BREAKING NEWS & VIEWS
Condé Nast Taking Brides Bimonthly, Boosts Mobile Interaction
Thursday, August 2, 2012
Print challenged as the brand looks to ramp up engagement through digital.
Brides is ratcheting back its print brand and investing more in its digital presence with a mobile-enhanced website. The 300,000-circ magazine is dropping down to a bimonthly frequency and the site will become fully mobile compatible and feature new tools and functionality to drive more engagement.The magazine's last monthly issue will be December, with a January-March issue after that and then the bimonthly schedule will kick in with the April/May issue.
The site enhancements include new image galleries and more interactive tools like check-lists and countdowns as well as features that allow users to contribute and share content from web to mobile and back again. Brides.com averages about 1.2 million monthly uniques, according to the company.
The digital build-out fits with Condé's digitally-focused strategic plan, and Brides publisher Michelle Myers says that the combined editorial and business oversight of both digital print properties is a helpful structure to push through the dual platform changes.
In a recent interview with Folio:, Condé Nast CTO Joe Simon noted the company's push to re-integrate digital and print initiatives under a combined team structure.
The magazine has been struggling on the newsstand and with advertising. Single copy sales are down 28 percent in the first half compared to the same period last year, per ABC—a contributing factor to the frequency change, Myers tells WWD. And ad pages are down about 11 percent through July, per Folio: sister brand min boxscores.

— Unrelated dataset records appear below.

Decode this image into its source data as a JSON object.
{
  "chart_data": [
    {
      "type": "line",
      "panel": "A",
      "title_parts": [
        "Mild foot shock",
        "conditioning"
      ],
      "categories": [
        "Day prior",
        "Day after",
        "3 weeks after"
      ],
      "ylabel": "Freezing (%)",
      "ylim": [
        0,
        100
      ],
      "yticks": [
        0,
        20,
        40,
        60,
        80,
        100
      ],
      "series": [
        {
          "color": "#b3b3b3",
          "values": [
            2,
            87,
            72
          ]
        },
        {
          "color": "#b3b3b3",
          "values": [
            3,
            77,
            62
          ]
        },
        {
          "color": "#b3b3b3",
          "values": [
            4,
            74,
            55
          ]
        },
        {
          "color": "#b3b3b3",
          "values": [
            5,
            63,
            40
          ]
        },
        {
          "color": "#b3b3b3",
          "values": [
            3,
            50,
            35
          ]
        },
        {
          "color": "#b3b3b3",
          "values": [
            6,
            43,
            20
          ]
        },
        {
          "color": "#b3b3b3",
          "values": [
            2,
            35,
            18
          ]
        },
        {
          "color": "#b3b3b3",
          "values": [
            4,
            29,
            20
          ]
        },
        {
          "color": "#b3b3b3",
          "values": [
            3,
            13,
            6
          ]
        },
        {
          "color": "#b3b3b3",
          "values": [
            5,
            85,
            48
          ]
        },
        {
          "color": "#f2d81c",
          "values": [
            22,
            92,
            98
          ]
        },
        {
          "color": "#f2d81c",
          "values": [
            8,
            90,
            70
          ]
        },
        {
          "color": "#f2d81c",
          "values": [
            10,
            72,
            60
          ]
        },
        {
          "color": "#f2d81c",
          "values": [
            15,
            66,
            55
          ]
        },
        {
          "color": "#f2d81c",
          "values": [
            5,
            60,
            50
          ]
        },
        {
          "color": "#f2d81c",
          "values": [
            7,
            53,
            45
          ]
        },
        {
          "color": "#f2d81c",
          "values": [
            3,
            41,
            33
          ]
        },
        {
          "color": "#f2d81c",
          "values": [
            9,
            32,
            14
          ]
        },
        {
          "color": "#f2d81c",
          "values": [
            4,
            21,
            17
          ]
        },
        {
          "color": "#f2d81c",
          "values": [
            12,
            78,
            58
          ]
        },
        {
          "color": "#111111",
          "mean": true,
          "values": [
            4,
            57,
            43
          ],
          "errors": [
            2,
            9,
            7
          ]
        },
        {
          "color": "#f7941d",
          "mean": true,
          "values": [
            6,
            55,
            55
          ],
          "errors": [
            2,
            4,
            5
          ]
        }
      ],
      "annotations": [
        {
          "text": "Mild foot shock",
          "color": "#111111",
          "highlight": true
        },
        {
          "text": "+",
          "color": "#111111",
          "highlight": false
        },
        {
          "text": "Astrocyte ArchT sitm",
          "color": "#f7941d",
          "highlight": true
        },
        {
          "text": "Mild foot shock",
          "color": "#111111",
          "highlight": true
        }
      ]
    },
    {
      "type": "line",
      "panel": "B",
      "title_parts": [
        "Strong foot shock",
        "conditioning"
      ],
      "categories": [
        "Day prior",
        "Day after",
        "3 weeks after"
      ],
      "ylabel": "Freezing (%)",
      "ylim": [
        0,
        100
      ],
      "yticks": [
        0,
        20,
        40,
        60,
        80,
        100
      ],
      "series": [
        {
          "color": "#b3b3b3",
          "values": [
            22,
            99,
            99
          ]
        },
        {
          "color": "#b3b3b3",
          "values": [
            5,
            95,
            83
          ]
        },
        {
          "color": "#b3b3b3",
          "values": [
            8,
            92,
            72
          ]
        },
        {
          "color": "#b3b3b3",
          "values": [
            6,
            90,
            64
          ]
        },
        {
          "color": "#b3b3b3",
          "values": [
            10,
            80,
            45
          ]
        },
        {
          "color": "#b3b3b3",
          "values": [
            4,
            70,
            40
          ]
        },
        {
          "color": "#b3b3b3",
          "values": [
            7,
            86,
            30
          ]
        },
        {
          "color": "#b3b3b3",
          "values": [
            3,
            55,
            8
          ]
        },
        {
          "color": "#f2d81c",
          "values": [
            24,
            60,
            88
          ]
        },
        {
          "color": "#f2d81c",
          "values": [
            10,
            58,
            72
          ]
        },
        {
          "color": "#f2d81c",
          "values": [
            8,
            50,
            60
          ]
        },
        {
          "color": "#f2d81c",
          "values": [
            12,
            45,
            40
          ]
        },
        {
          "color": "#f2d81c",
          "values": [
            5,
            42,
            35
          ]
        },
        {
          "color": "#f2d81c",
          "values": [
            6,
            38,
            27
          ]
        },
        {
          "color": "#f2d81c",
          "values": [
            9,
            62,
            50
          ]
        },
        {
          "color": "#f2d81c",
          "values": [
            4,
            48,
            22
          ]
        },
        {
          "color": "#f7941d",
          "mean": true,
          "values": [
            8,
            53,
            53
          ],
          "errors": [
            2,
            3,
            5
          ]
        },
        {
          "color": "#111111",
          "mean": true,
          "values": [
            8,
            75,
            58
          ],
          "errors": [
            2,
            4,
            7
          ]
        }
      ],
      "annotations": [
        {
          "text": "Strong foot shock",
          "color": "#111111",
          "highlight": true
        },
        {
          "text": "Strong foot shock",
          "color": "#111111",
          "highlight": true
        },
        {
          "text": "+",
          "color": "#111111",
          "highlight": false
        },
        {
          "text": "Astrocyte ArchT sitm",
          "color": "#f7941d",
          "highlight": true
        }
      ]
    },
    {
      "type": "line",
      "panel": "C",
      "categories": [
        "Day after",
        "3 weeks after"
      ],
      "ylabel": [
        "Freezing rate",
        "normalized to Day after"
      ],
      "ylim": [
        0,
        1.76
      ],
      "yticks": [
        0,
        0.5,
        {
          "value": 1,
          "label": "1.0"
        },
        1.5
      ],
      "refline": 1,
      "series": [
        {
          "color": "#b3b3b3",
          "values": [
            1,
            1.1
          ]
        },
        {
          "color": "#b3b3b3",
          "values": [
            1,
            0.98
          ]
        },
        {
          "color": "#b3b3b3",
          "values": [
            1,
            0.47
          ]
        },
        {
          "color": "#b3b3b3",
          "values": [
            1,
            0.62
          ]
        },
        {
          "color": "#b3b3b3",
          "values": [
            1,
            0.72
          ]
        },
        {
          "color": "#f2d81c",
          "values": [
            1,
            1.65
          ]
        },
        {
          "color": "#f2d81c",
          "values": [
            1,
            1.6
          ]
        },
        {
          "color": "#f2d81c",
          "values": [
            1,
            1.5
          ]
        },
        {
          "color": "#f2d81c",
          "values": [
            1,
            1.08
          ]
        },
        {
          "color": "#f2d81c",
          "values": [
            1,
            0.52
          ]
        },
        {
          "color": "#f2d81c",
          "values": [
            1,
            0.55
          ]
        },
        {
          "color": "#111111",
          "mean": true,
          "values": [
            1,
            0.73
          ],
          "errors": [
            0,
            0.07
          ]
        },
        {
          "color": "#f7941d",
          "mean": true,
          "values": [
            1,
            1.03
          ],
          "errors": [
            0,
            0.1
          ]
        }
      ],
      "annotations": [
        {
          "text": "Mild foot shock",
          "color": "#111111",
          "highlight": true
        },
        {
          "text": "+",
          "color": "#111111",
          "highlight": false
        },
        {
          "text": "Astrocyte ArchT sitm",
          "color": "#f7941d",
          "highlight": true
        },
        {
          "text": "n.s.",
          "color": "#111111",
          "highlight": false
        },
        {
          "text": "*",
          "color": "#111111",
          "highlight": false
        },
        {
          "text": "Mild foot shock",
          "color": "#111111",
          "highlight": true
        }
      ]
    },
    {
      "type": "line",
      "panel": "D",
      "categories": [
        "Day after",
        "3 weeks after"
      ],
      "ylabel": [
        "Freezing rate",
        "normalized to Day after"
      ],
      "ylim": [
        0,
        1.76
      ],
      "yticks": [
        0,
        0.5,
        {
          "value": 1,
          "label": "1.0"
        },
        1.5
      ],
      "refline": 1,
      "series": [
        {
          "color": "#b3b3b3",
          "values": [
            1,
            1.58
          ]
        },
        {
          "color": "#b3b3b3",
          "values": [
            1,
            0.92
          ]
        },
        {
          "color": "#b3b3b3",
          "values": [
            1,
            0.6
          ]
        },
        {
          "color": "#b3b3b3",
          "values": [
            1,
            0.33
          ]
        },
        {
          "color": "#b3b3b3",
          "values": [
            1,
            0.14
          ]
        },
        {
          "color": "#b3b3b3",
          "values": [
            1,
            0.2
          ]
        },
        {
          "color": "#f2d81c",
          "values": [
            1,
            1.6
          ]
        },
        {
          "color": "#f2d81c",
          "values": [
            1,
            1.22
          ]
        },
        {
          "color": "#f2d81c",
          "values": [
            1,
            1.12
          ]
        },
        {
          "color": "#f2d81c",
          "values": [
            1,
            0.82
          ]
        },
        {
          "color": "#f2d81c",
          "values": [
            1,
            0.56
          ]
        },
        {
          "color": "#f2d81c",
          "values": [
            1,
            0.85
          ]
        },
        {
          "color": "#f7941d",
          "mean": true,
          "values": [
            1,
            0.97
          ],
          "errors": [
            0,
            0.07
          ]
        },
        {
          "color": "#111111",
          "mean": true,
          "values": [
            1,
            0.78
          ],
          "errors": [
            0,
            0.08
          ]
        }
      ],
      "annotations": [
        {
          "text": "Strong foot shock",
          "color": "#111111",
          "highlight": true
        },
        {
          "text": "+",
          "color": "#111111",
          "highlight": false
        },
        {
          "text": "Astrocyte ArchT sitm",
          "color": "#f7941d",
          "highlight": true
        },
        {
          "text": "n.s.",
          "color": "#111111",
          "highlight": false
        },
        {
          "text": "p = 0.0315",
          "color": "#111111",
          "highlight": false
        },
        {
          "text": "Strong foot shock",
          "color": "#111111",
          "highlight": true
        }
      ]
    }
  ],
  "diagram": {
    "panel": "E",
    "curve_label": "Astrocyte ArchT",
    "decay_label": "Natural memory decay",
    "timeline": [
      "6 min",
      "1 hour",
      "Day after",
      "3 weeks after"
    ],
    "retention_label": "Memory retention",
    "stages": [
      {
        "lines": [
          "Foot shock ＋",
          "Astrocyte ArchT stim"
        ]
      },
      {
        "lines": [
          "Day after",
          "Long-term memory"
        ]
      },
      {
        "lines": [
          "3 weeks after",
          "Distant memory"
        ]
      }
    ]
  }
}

Indeed, when the magazine went monthly back in early 2010, the idea was to drive more subscriptions. But with the newsstand now particularly challenged across the board, the bimonthly frequency is an attempt to preserve subscriptions, give advertisers more time on the newsstand and address the changing ways readers interact with the brand.
After examining reader engagement with Brides, the team learned that readers use the magazine for broader inspiration and information on wedding planning. The website, however, served the higher frequency, bit-sized information needs, with readers spending an average of 23 hours per week on the Web for wedding research.
“This change in frequency and the enhancements to the website really go hand in hand," Myers says. "What we’ll be providing is a fully optimized digital experience for this consumer. She’s not a shopper, she’s a buyer. She has a plan and a deadline and she wants to look at thousands of dresses, save and share ideas, and return again and again to the tools, to the boards and to the magazine as the key elements of her wedding come together.”